The ACCC launched a case in federal court last year alleging Meta had ‘aided and abetted’ celebrity scam ads on Facebook featuring TV personalities like David Koch (pictured) and Karl Stefanovic, and costing some Australians hundreds of thousands of dollars. Photograph: Daniel Pockett/AFL Photos/Getty Images

Australia’s broadcast industry group has condemned Facebook’s parent company Meta over its handling of scam ads featuring TV stars including David Koch and Karl Stefanovic, saying the company’s response time is inadequate and damages broadcaster reputations.

Free TV Australia – which represents broadcasters including Seven, Nine and Ten – said in a submission published this month to a Senate inquiry into digital platforms that scam ads featuring their networks’ stars without the network or star’s knowledge or authorisation, and fake news stories had been causing harm to consumers over the past few years.

The group highlighted scam ads on Facebook featuring fake endorsements from the Nine news reporter Georgie Gardner for an app, a fake account purporting to be the former Today Show host Allison Langdon encouraging people to enter a scam competition seeking bank details, and scam cryptocurrency ads featuring the Today host Karl Stefanovic and Sunrise host David Koch.

“His image was used as one of many fake celebrity endorsements that baited and lured users into scam bitcoin investments,” Free TV said regarding the fake Koch ads.

The group said scammers had also created fake Seven-branded Facebook pages and replied to users in the comment sections on Seven’s Facebook posts, telling them they’d won a prize.

The Australian Competition and Consumer Commission launched a case in the federal court in March last year alleging Meta had “aided and abetted” celebrity scam ads that had cost some Australians hundreds of thousands of dollars.

In its own submission to the inquiry, the ACCC said the losses from scam ads on social networks had almost doubled from a reported $49m in 2020 to $92m in 2021. These figures are likely to be much higher because most victims do not report their losses to Scamwatch.

The case had yet to be heard, and Free TV Australia said despite the regulator taking this step, Meta’s takedown processes remained “inadequate”.

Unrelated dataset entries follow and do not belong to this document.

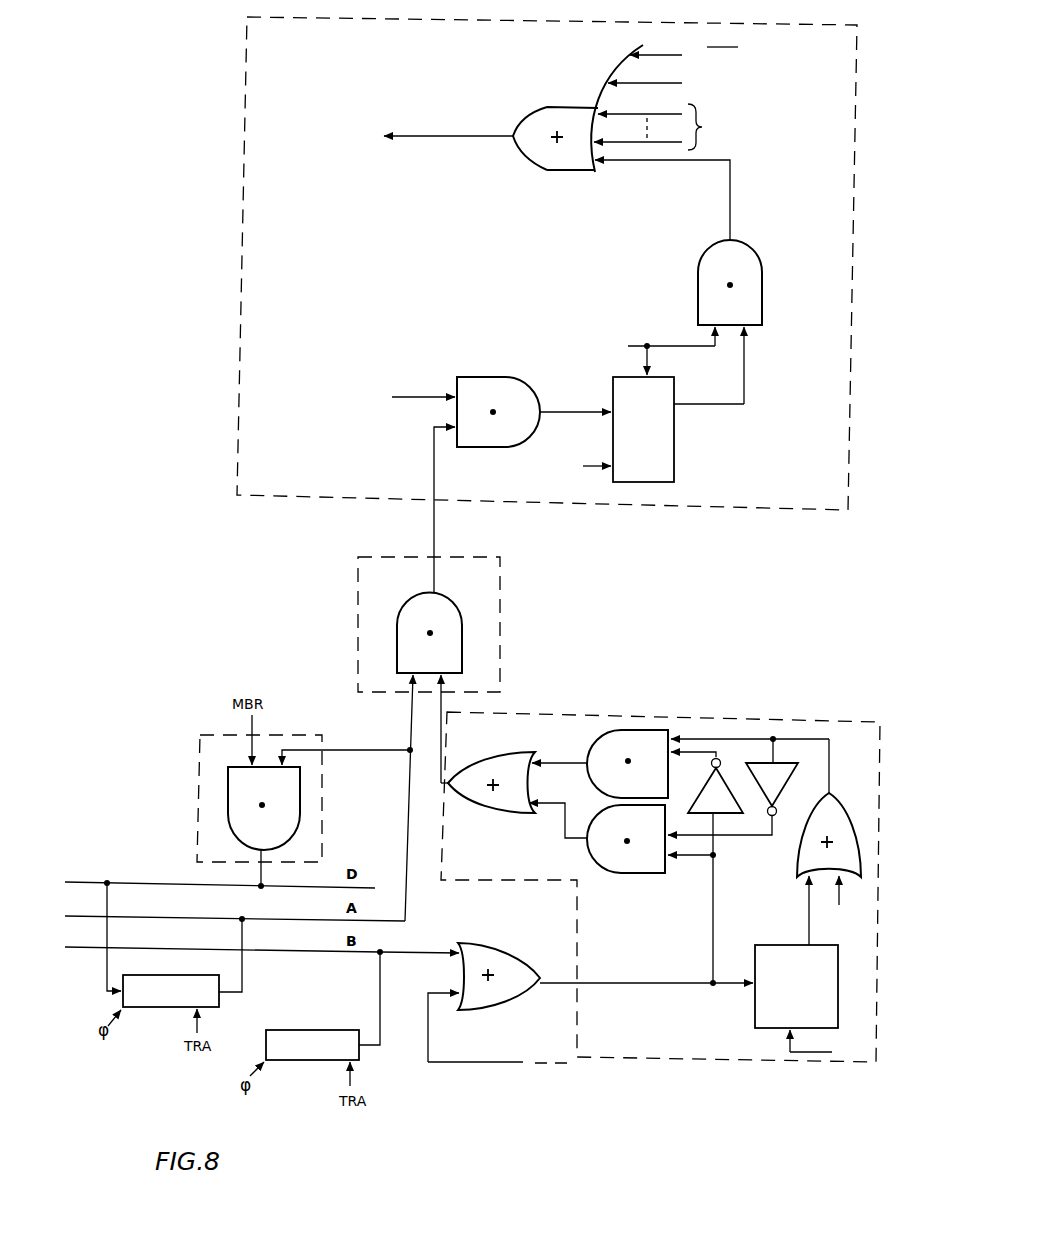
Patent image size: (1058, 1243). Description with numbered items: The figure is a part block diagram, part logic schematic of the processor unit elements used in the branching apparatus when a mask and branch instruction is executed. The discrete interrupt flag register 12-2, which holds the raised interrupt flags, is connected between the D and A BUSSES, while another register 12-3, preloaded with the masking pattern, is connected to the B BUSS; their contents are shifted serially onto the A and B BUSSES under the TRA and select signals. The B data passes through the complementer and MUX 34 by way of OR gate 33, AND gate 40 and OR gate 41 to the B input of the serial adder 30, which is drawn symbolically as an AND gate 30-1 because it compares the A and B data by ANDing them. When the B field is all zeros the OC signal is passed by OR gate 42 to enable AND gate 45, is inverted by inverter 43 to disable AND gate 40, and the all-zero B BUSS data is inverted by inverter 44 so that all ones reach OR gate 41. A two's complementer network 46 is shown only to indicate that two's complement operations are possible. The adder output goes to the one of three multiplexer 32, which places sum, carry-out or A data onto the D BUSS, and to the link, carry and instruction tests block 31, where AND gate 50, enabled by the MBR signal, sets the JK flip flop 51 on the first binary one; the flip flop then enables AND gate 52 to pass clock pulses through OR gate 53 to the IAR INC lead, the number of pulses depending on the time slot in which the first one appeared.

The link, carry and instruction tests block 31 is at (243, 256).
The OR gate 53 is at (545, 171).
The AND gate 52 is at (763, 285).
The JK flip flop 51 is at (648, 483).
The AND gate 50 is at (493, 376).
The serial adder 30 is at (360, 557).
The AND gate 30-1 is at (416, 592).
The one of three multiplexer 32 is at (200, 762).
The complementer and MUX 34 is at (608, 1060).
The OR gate 33 is at (522, 990).
The AND gate 40 is at (640, 874).
The OR gate 41 is at (493, 814).
The OR gate 42 is at (822, 812).
The inverter 43 is at (785, 789).
The inverter 44 is at (706, 800).
The AND gate 45 is at (643, 729).
The two's complementer network 46 is at (755, 1016).
The discrete interrupt flag register 12-2 is at (150, 1007).
The register 12-3 is at (300, 1061).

“Fake ads continue to quickly reappear after they are taken down. These inadequate takedown processes damage the business reputations of broadcasters and also the personal reputations of the celebrities and media personalities that are misrepresented,” the organisation said.

“Notwithstanding the significant consumer harm from these scams, in addition to the reputational harm to Free TV members, the digital platforms are persistently slow in responding to takedown requests.”

Free TV said the social media platforms should be required to ensure that the content they were publishing was not “fake, damaging, misleading or defamatory”, and called for a social media code specifically targeting scam ads.

A spokesperson for Meta said scammers were a challenge across the board online, not just limited to social media platforms.

“We’re committed to safeguarding the integrity of our services, and dedicate substantial resources and technology solutions to protect our community from fake accounts and other inauthentic behaviour,” the spokesperson said.

In the ACCC’s fifth interim report arising from the digital platforms inquiry in November, the regulator recommended to the government that the digital platforms should appropriately verify advertisers to reduce the risk of scams, and implement a “notice-and-action” mechanism that would require the platforms to take action when a user reports a scam. The sixth interim report is due this week.